Belfast North: UUP hoping Rev Dr Lesley Carroll is answer to their prayers

DUP’s three seats under pressure from UUP, Alliance and PUP

There is a fascinating inter-unionist contest in the constituency, where a reverend doctor – who, for the moment, has abandoned the sacred world of religion for the profane business of politics – has her eye on a DUP seat.

Ulster Unionist Party leader Mike Nesbitt – who is developing a reputation for, thinking outside the box – has inveigled north Belfast Presbyterian Minister, the Rev Dr Lesley Carroll, to join the UUP and contest North Belfast.

In the last century this was UUP territory, but, since Nigel Dodds took the Westminster seat from Cecil Walker in 2001, the DUP established itself as the dominant party with Sinn Féin close behind. Now the UUP is hoping to regain some lost ground.

For years, Fred Cobain was the standard bearer for the UUP in this constituency, but in the 2011 Assembly elections he was ousted, with the DUP gaining three seats for Nelson McCausland, William Humphrey and Paula Bradley.


These three candidates are running again, but Dr Carroll is posing a serious threat to one of those seats. Belfast city councillors, Billy Hutchinson of the Progressive Unionist Party and Nuala McAllister of Alliance, also believe they are in with a chance of causing a shock.

Mr Hutchinson of the PUP, which is linked to the Ulster Volunteer Force, was an Assembly member here during the 1998-2003 mandate, but, since then, particularly with the death of the PUP's charismatic leader David Ervine, fortunes have waned. Yet, Mr Hutchinson, who is a Belfast city councillor, still has a decent political profile and if the PUP could recapture the vigour and enthusiasm of the past in North Belfast he could have a chance.

In the last assembly election Alliance polled over 2,000 votes, while in last year’s Westminster poll its candidate Jason O’Neill won 2,941 votes. On such a showing, and with a positive transfer, Ms McAllister, a Belfast city councillor, could take a seat.

Dr Carroll however, with her high profile, could be the chief outsider. She has been involved in cross-community work, has regularly appeared on BBC Radio Ulster's Thought for the Day and is deputy chief commissioner at the North's Equality Commission. She is standing down from her ministry and the commission during the election.

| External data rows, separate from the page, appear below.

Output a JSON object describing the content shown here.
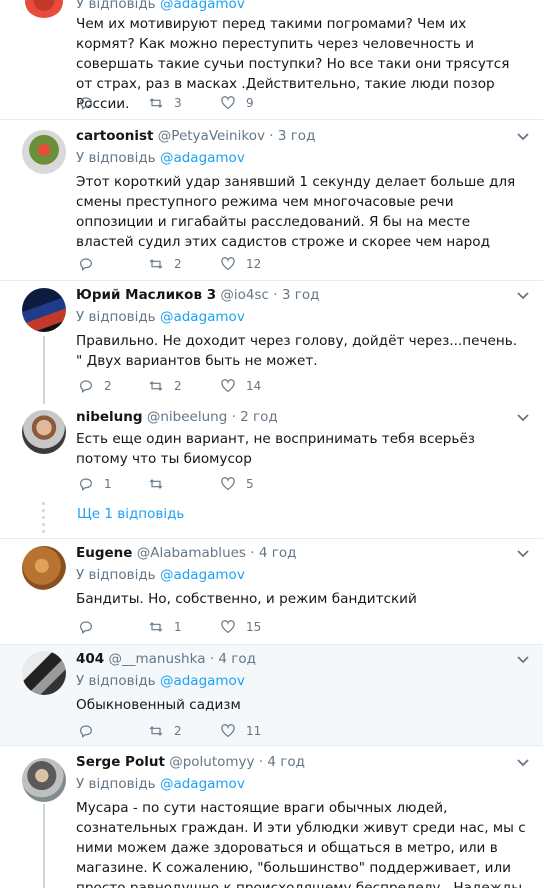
{
  "tweets": [
    {
      "replying_prefix": "У відповідь",
      "replying_handle": "@adagamov",
      "text": "Чем их мотивируют перед такими погромами? Чем их кормят? Как можно переступить через человечность и совершать такие сучьи поступки? Но все таки они трясутся от страх, раз в масках .Действительно, такие люди позор России.",
      "replies": "",
      "retweets": "3",
      "likes": "9"
    },
    {
      "name": "cartoonist",
      "handle": "@PetyaVeinikov",
      "time": "· 3 год",
      "replying_prefix": "У відповідь",
      "replying_handle": "@adagamov",
      "text": "Этот короткий удар занявший 1 секунду делает больше для смены преступного режима чем многочасовые речи оппозиции и гигабайты расследований. Я бы на месте властей судил этих садистов строже и скорее чем народ",
      "replies": "",
      "retweets": "2",
      "likes": "12"
    },
    {
      "name": "Юрий Масликов 3",
      "handle": "@io4sc",
      "time": "· 3 год",
      "replying_prefix": "У відповідь",
      "replying_handle": "@adagamov",
      "text": "Правильно. Не доходит через голову, дойдёт через...печень. \" Двух вариантов быть не может.",
      "replies": "2",
      "retweets": "2",
      "likes": "14"
    },
    {
      "name": "nibelung",
      "handle": "@nibeelung",
      "time": "· 2 год",
      "text": "Есть еще один вариант, не воспринимать тебя всерьёз потому что ты биомусор",
      "replies": "1",
      "retweets": "",
      "likes": "5"
    },
    {
      "name": "Eugene",
      "handle": "@Alabamablues",
      "time": "· 4 год",
      "replying_prefix": "У відповідь",
      "replying_handle": "@adagamov",
      "text": "Бандиты. Но, собственно, и режим бандитский",
      "replies": "",
      "retweets": "1",
      "likes": "15"
    },
    {
      "name": "404",
      "handle": "@__manushka",
      "time": "· 4 год",
      "replying_prefix": "У відповідь",
      "replying_handle": "@adagamov",
      "text": "Обыкновенный садизм",
      "replies": "",
      "retweets": "2",
      "likes": "11"
    },
    {
      "name": "Serge Polut",
      "handle": "@polutomyy",
      "time": "· 4 год",
      "replying_prefix": "У відповідь",
      "replying_handle": "@adagamov",
      "text": "Мусара - по сути настоящие враги обычных людей, сознательных граждан. И эти ублюдки живут среди нас, мы с ними можем даже здороваться и общаться в метро, или в магазине. К сожалению, \"большинство\" поддерживает, или просто равнодушно к происходящему беспределу.. Надежды нет."
    }
  ],
  "show_more": "Ще 1 відповідь",
  "colors": {
    "link": "#1da1f2",
    "muted": "#657786",
    "border": "#e6ecf0",
    "highlight": "#f5f8fa"
  },
  "icons": [
    "reply-icon",
    "retweet-icon",
    "like-icon",
    "chevron-down-icon"
  ]
}
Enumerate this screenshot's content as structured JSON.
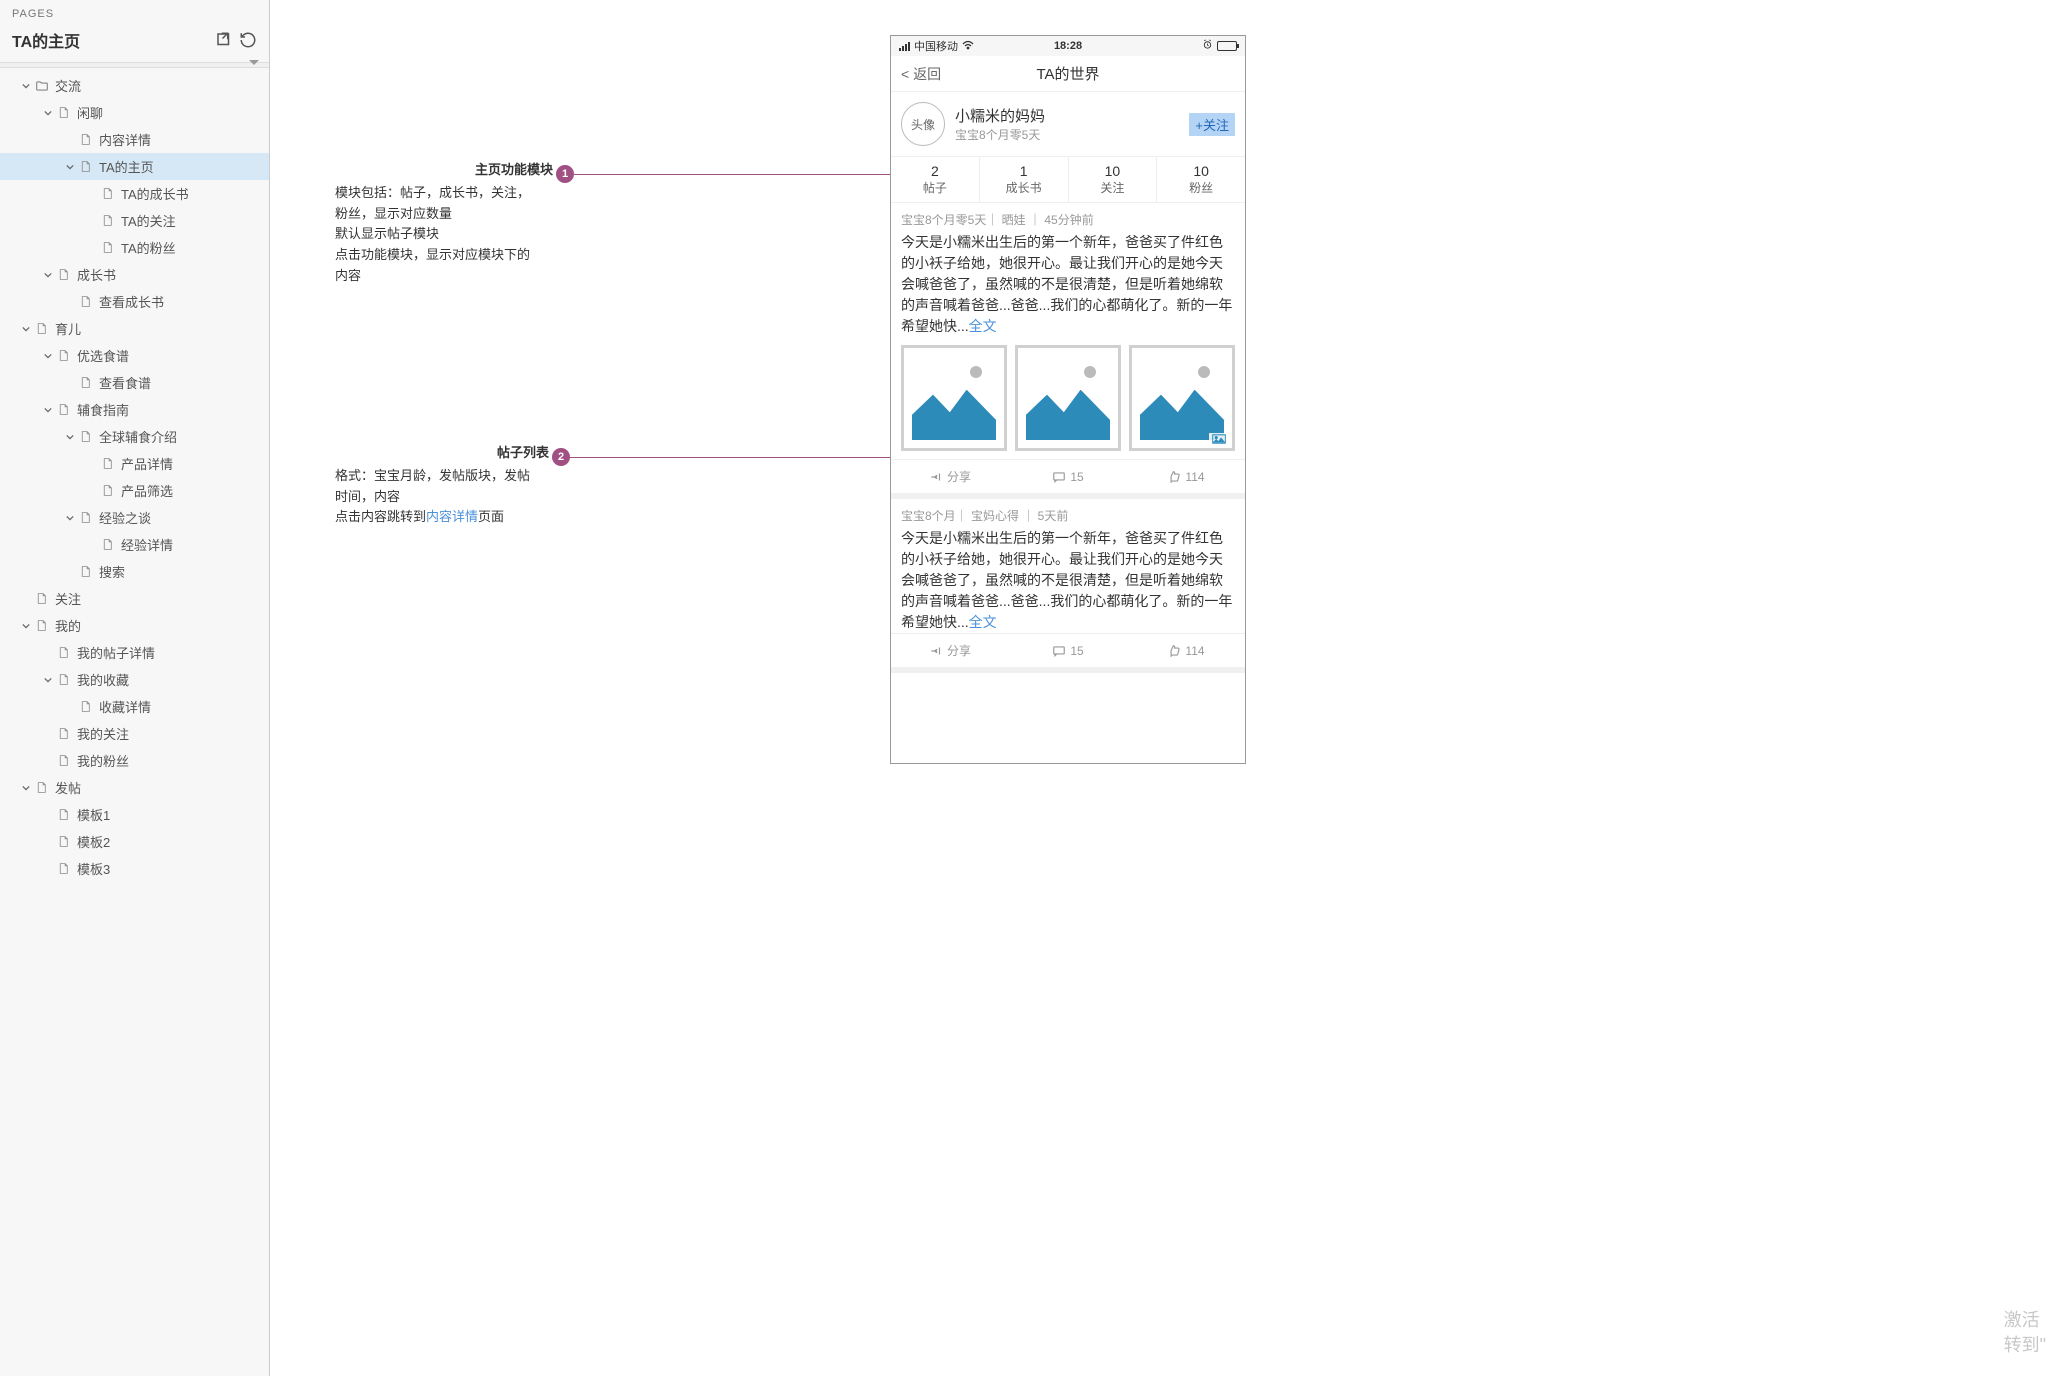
{
  "sidebar": {
    "header": "PAGES",
    "title": "TA的主页",
    "tree": [
      {
        "lvl": 0,
        "toggle": true,
        "open": true,
        "type": "folder",
        "label": "交流"
      },
      {
        "lvl": 1,
        "toggle": true,
        "open": true,
        "type": "page",
        "label": "闲聊"
      },
      {
        "lvl": 2,
        "toggle": false,
        "type": "page",
        "label": "内容详情"
      },
      {
        "lvl": 2,
        "toggle": true,
        "open": true,
        "type": "page",
        "label": "TA的主页",
        "selected": true
      },
      {
        "lvl": 3,
        "toggle": false,
        "type": "page",
        "label": "TA的成长书"
      },
      {
        "lvl": 3,
        "toggle": false,
        "type": "page",
        "label": "TA的关注"
      },
      {
        "lvl": 3,
        "toggle": false,
        "type": "page",
        "label": "TA的粉丝"
      },
      {
        "lvl": 1,
        "toggle": true,
        "open": true,
        "type": "page",
        "label": "成长书"
      },
      {
        "lvl": 2,
        "toggle": false,
        "type": "page",
        "label": "查看成长书"
      },
      {
        "lvl": 0,
        "toggle": true,
        "open": true,
        "type": "page",
        "label": "育儿"
      },
      {
        "lvl": 1,
        "toggle": true,
        "open": true,
        "type": "page",
        "label": "优选食谱"
      },
      {
        "lvl": 2,
        "toggle": false,
        "type": "page",
        "label": "查看食谱"
      },
      {
        "lvl": 1,
        "toggle": true,
        "open": true,
        "type": "page",
        "label": "辅食指南"
      },
      {
        "lvl": 2,
        "toggle": true,
        "open": true,
        "type": "page",
        "label": "全球辅食介绍"
      },
      {
        "lvl": 3,
        "toggle": false,
        "type": "page",
        "label": "产品详情"
      },
      {
        "lvl": 3,
        "toggle": false,
        "type": "page",
        "label": "产品筛选"
      },
      {
        "lvl": 2,
        "toggle": true,
        "open": true,
        "type": "page",
        "label": "经验之谈"
      },
      {
        "lvl": 3,
        "toggle": false,
        "type": "page",
        "label": "经验详情"
      },
      {
        "lvl": 2,
        "toggle": false,
        "type": "page",
        "label": "搜索"
      },
      {
        "lvl": 0,
        "toggle": false,
        "type": "page",
        "label": "关注"
      },
      {
        "lvl": 0,
        "toggle": true,
        "open": true,
        "type": "page",
        "label": "我的"
      },
      {
        "lvl": 1,
        "toggle": false,
        "type": "page",
        "label": "我的帖子详情"
      },
      {
        "lvl": 1,
        "toggle": true,
        "open": true,
        "type": "page",
        "label": "我的收藏"
      },
      {
        "lvl": 2,
        "toggle": false,
        "type": "page",
        "label": "收藏详情"
      },
      {
        "lvl": 1,
        "toggle": false,
        "type": "page",
        "label": "我的关注"
      },
      {
        "lvl": 1,
        "toggle": false,
        "type": "page",
        "label": "我的粉丝"
      },
      {
        "lvl": 0,
        "toggle": true,
        "open": true,
        "type": "page",
        "label": "发帖"
      },
      {
        "lvl": 1,
        "toggle": false,
        "type": "page",
        "label": "模板1"
      },
      {
        "lvl": 1,
        "toggle": false,
        "type": "page",
        "label": "模板2"
      },
      {
        "lvl": 1,
        "toggle": false,
        "type": "page",
        "label": "模板3"
      }
    ]
  },
  "annotations": {
    "a1": {
      "num": "1",
      "title": "主页功能模块",
      "lines": [
        "模块包括：帖子，成长书，关注，",
        "粉丝，显示对应数量",
        "默认显示帖子模块",
        "点击功能模块，显示对应模块下的",
        "内容"
      ]
    },
    "a2": {
      "num": "2",
      "title": "帖子列表",
      "line_pre": "格式：宝宝月龄，发帖版块，发帖",
      "line_pre2": "时间，内容",
      "line_click": "点击内容跳转到",
      "link": "内容详情",
      "line_after": "页面"
    }
  },
  "phone": {
    "status": {
      "carrier": "中国移动",
      "time": "18:28"
    },
    "nav": {
      "back": "返回",
      "title": "TA的世界"
    },
    "profile": {
      "avatar": "头像",
      "name": "小糯米的妈妈",
      "sub": "宝宝8个月零5天",
      "follow": "+关注"
    },
    "tabs": [
      {
        "n": "2",
        "l": "帖子"
      },
      {
        "n": "1",
        "l": "成长书"
      },
      {
        "n": "10",
        "l": "关注"
      },
      {
        "n": "10",
        "l": "粉丝"
      }
    ],
    "posts": [
      {
        "meta": "宝宝8个月零5天｜ 晒娃 ｜ 45分钟前",
        "body": "今天是小糯米出生后的第一个新年，爸爸买了件红色的小袄子给她，她很开心。最让我们开心的是她今天会喊爸爸了，虽然喊的不是很清楚，但是听着她绵软的声音喊着爸爸...爸爸...我们的心都萌化了。新的一年希望她快...",
        "more": "全文",
        "thumbs": 3,
        "share": "分享",
        "comment": "15",
        "like": "114"
      },
      {
        "meta": "宝宝8个月｜ 宝妈心得 ｜ 5天前",
        "body": "今天是小糯米出生后的第一个新年，爸爸买了件红色的小袄子给她，她很开心。最让我们开心的是她今天会喊爸爸了，虽然喊的不是很清楚，但是听着她绵软的声音喊着爸爸...爸爸...我们的心都萌化了。新的一年希望她快...",
        "more": "全文",
        "thumbs": 0,
        "share": "分享",
        "comment": "15",
        "like": "114"
      }
    ]
  },
  "watermark": {
    "l1": "激活",
    "l2": "转到\""
  }
}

Mr Nesbitt said, if elected, the Presbyterian church’s loss would be politics’ gain. “Like me, she is a relative latecomer to seeking elected office and that is no bad thing, given the mix of life experiences among the current MLAs,” he said.

What could play against her among some unionists is that she was a member of the Eames- Bradley Consultative Body on the Past which recommended that all families bereaved during the Troubles should receive a £12,000 special payment – a proposal that scuppered its report.

Sinn Féin is running its two outgoing MLAs – Gerry Kelly and the Minister for Culture, Arts and Leisure Carál Ní Chuilín – whereas in 2011 it ran three candidates. It's reckoned that if veteran SDLP man Alban Maginness hadn't decided to stand down it would have tried for a third seat by unseating Mr Maginness, but instead Sinn Fein has gone for consolidation rather than expansion.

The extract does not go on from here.